For a reimage the server will be out of service anyway and having the latest firmware will make reimages smoother (one of the old maps nodes could only PXE boot reliably after I had upgraded the years old firmware).

We could add a new option "--update-firmware" to the reimage cookbook, which check if it's a Dell (since the firmware cookbook doesn't support Supermicro yet) and runs the sre.hardware.upgrade-firmware cookbook before the actual reimage.

(Opened after an IRC discussion with Manuel, adding him as subscriber)

Event Timeline

This comment was removed by Marostegui.
LSobanski triaged this task as Medium priority.Nov 24 2025, 3:52 PM

For a little bit more background we most regularly encounter PXEboot failures due to a firmware version on hosts with Broadcom BCM57412 or BCM57414 NICs.

The known-good firmware version to use on these is 21.85.21.92 (Network_Firmware_RXP80_WN64_21.85.21.92.EXE).

I wonder if we are worried about any wider "blast radius" of changes to systems if it might make sense to identify systems that have this NIC and may be on the wrong firmware version? And only run the provision cookbook in that case? Or possibly do it anyway but always use the -c nic flag to only adjust the NIC firmware?

If we are looking at being safer. Overall the proposal makes sense to me though, I guess we need to ensure the available firmware files are all "known good".

Hey Moritz and Cathal,

Just wanted to add my .02 as someone who's been bitten a few times by the firmware stuff, including writing my own automation to update 80 hosts when I first started in 2022 for T312298.

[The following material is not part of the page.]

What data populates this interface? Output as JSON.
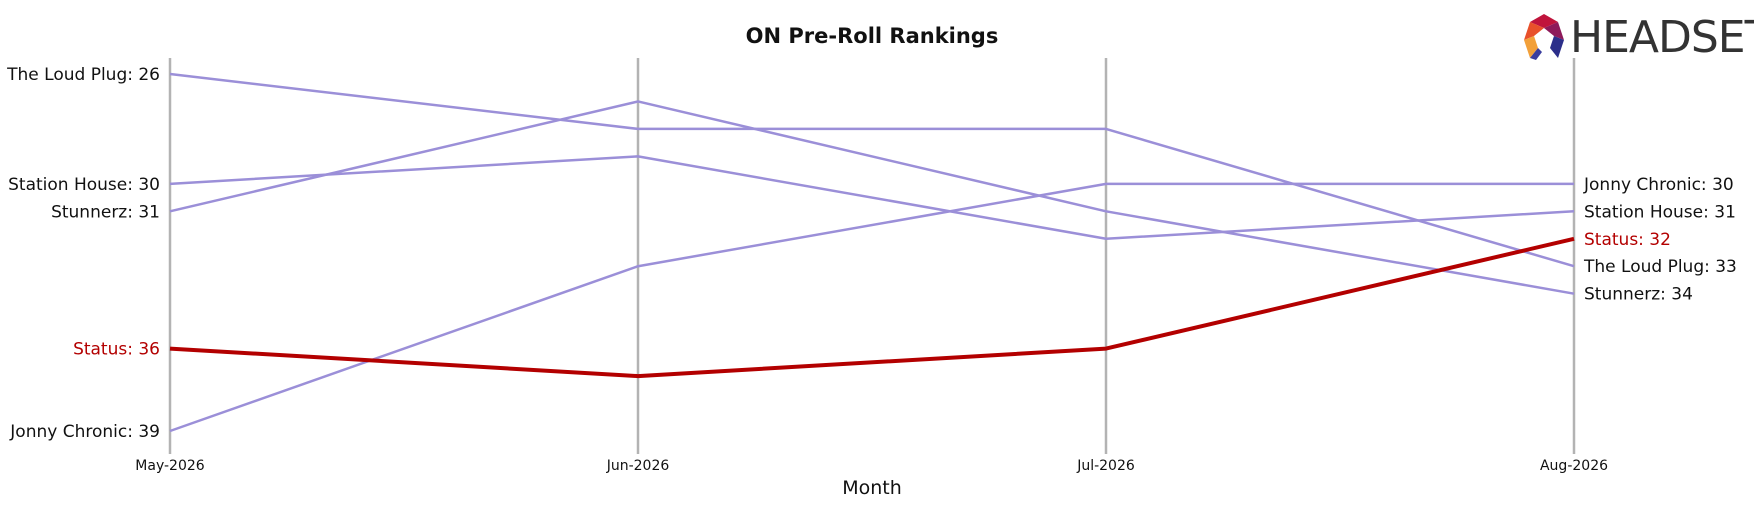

Speaking as a cookbook user whose team owns about 20% of the fleet, I am not too keen on another non-default flag that's needed 100% of the time for a successful reimage. Sadly, I am absent-minded enough that I can learn about --no82 on Friday, tell my entire team about it, and forget about it completely by Monday. ;(

Admittedly, that's more on me, and y'all have been extremely helpful unblocking me while also working through some very complex networking issues.

But I wonder if y'all wouldn't get more mileage out of auditing for old firmware and proactively updating the fleet everywhere? I did that in T331297 and we didn't have to worry about a time bomb waiting for us at the next reimage. Or maybe just warn the user via a banner display (ref https://phabricator.wikimedia.org/T410751#11401347 ) ?

I know DRACs/Redfish are pretty janky, and in my experience the firmware update cookbooks fail about 1/2 of the time. That's why I used Dell's OS-level firmware update scripts in my automation. I've never used it, but maybe Supermicro Update Manager would work better than Redfish?

If we could figure out how to reliably make config changes to DRACs at scale, we could respond more quickly to security issues or critical firmware updates ( T394348 ).